Vendredi 22 Août 2025

Rebondissements dans l’affaire du contrat d’armement signé par l’Etat du Sénégal avec l’homme d’affaires nigérien Aboubacar Hima alias Petit Boubé. La police sénégalaise a arrêté trois individus au coeur des transactions. Une avancée notable qui démêle petit à petit les ramifications potentiellement criminelles autour des 45 milliards de francs CFA du marché révélé par OCCRP à travers une enquête journalistique à laquelle les médias sénégalais IMPACT.SN et nigérien L’EVÈNEMENT dirigé par Moussa Aksar ont contribué.


Abdou Karim Sall (g.) et Abdoulaye Daouda Diallo, les deux ministres de Macky Sall qui ont signé le contrat d'armement sous enquête judiciaire
Abdou Karim Sall (g.) et Abdoulaye Daouda Diallo, les deux ministres de Macky Sall qui ont signé le contrat d'armement sous enquête judiciaire

Par Momar DIENG

 

C’est une véritable avancée qu’a effectué la justice sénégalaise dans l’enquête relative au contrat d’achat d’armes de 45 milliards de francs CFA (77 millions de dollars US) signé au début de l’année 2022 entre l’Etat du Sénégal avec de sulfureux trafiquants étrangers dont le Nigérien Aboubacar Hima alias Petit Boubé. Selon le quotidien sénégalais Libération, la Division des investigations criminelles (DIC), bras armé de la police judiciaire, a arrêté trois individus après les avoirs interrogés dans ses locaux à Dakar. 

Le trafiquant d'armes nigérien "Petit Boubé" décroche un contrat majeur au Sénégal : 45 milliards FCFA - 2 ministres signataires du contrat (Enquête OCCRP)

 

Selon nos sources, le travail des policiers et des magistrats du parquet financier va se poursuivre avec des interrogatoires plus poussés des individus mis aux arrêts. Leur objectif sera d’identifier et de confondre le maximum de protagonistes ayant participé au trafic présumé d’armement à travers des prête-noms et/ou réseaux criminels dissimulés.

 

Ledit contrat, dévoilé par des journalistes du consortium OCCRP, met en scène une société locale dénommée Lavie Commercial Brokers qui a la particularité d’avoir été créée deux mois avant la transaction. Elle appartient à ‘’Petit Boubé’’. Mais c’est l’Israélien David Benzaquen, ancien employé du marchand d’armes israélien Gaby Peretz, qui a apposé sa signature pour le compte de l’entreprise de ‘’Petit Boubé’’, souligne l’enquête de OCCRP susmentionnée à laquelle ont contribué les journalistes d'investigations Moussa Aksar (Niger) et Momar Dieng (Sénégal).

 

D’après Libération, les sieurs concernés sont identifiés avec les initiales suivantes : A. Loum, M. Seck et M.W. Sy. Le trio est complété par une autre personne « formellement identifiée », tous étant parties-prenantes actives de l’affaire, selon la Cellule nationale de traitement des informations financières (CENTIF-Sénégal).

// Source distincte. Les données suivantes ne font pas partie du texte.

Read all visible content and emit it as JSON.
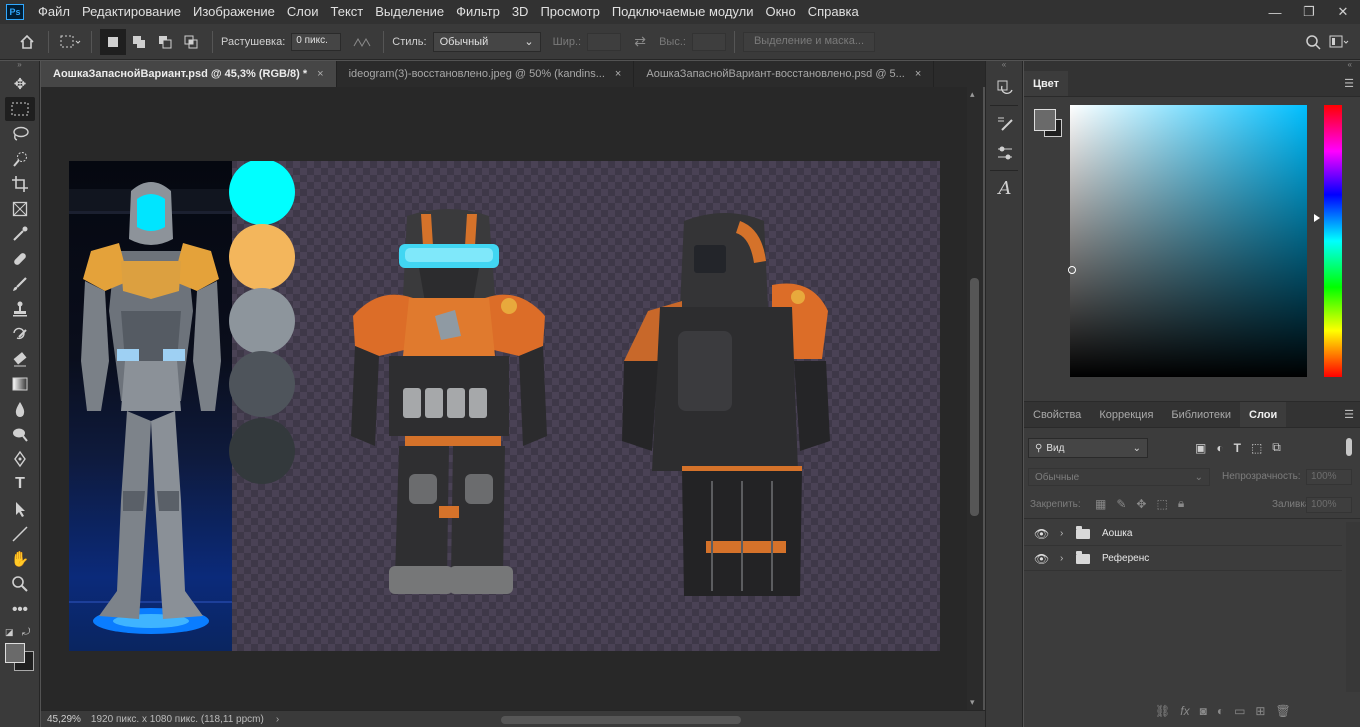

Petit Boubé : « Un certain nombre de chefs d'État me sont reconnaissants »

Aboubacar Hima alias Petit Boubé (photo Jeune Afrique) 
 

C’est en partie grâce aux perquisitions effectuées au siège de la société TSI (Technologie service international) au quartier Fann-Résidence à Dakar que l’enquête des autorités judiciaires sénégalaises a connu ces rebondissements. « Le concierge interrogé sommairement a révélé que Petit Boubé avait quitté les lieux au lendemain de la Présidentielle de mars 2024 », écrit Libération dans son édition de ce 22 août 2025. 

 

Tenue le 24 mars 2024, la présidentielle sénégalaise avait consacré la victoire écrasante de Bassirou Diomaye Faye sur le candidat du régime sortant, en l’occurrence Amadou Ba, poulain de Macky Sall.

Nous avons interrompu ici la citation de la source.